How to Design Your Organic Garden
no dig gardening
The garden is where Nature and civilization meet so why would anyone want to use harmful pesticides and fertilizers in order to grow vegetables, fruit, herbs and flowers?
It is not necessary to do so. Your garden will flourish when you stick with organic and natural methods of growing.
If you starting you first garden or simply adding another bed to an existing garden, there are a few things that you can do that will not only reduce the work that you do but will help create the conditions that will enable the plants you select to flourish.

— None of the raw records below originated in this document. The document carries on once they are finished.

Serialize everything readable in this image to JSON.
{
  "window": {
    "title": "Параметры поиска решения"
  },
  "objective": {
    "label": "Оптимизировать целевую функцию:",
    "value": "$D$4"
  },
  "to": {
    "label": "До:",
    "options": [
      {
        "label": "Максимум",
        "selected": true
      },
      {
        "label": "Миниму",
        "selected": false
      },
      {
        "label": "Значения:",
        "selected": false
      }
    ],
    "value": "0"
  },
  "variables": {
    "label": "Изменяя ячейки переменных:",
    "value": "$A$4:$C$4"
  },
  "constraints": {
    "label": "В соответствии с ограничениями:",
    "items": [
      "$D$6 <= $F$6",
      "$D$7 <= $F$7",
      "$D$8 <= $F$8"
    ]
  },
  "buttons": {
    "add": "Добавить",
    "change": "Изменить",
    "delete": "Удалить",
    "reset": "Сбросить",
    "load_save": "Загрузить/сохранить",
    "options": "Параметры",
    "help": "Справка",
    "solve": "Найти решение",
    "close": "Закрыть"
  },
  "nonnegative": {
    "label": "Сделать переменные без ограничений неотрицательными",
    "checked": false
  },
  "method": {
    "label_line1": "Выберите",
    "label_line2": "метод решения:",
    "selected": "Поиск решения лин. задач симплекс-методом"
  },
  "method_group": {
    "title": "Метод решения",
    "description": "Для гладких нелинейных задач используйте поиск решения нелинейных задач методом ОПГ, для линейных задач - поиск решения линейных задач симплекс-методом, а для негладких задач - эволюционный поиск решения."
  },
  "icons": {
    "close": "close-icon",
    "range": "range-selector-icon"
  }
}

First we will look at what organic means; I define organic gardening as gardening without synthetic additives so everything that I use must be natural. In workshops I often use the term natural gardening instead of organic gardening; sometime when we think about organic we think about organic certification which is not necessary if you are growing for yourself- or even if you are growing for the market as long as you use terms such as natural or chemical free rather than organic there is no need to consider certification.
Back to building the garden bed: the first step is to decide how big the garden will be. The answer to this may rest in asking yourself two questions;
1- what do I want to grow
2- How much time do I have to spend in the garden?
Now that you have the answers to these two questions you will need to decide exactly where that garden bed is going? What you grow will depend upon the amount of sun or shade that the bed receives. Flowers and most herbs and vegetables require sunlight to bloom and produce fruit. Some plants could sue a midday shade break especially in areas where it gets very hot.
Your best next step is to determine your gardening zone, this will give you a tool that informs you about your growing season and this will help you select plants.
Now you are ready to put in that first bed. I always say that a good gardener grows soil and that the soil grows the plants. You can build healthy soil right at the beginning. I use a no-dig gardening method that helps build the soil and saves me labour.
Step One; measure out the garden: I usually make a rectangular bed about three feet across and 4-10 feet long; this way I can reach all the plants without stepping on the bed. In a further hub we will discuss other garden bed designs such as the keyhole garden.
Step Two: water the bed.
Step Three: lay down cardboard to cover the space, yes cardboard, make sure it overlaps so no grass is showing and none can grow through.
Step Four: water cardboard.
Step Five; cover cardboard in compost, water
Step Six, another layer of cardboard, water
Step Seven, add a mix of soil and compost and water.
You are now ready to plant. If you are using seeds plant as normal and the same goes for seedlings. Follow the direction on the seed packs.
The cardboard will breakdown quickly and I have discovered that earthworms have a fondness for cardboard and will help break it down as they help aerate and feed the soil.
I once used a winter’s worth of pizza boxes to create a garden bed and they were gone in less than 2 months.
Now once you have the planting complete, you can mulch with the material of your choice. This way you will reduce your need to water and weed which is another bonus.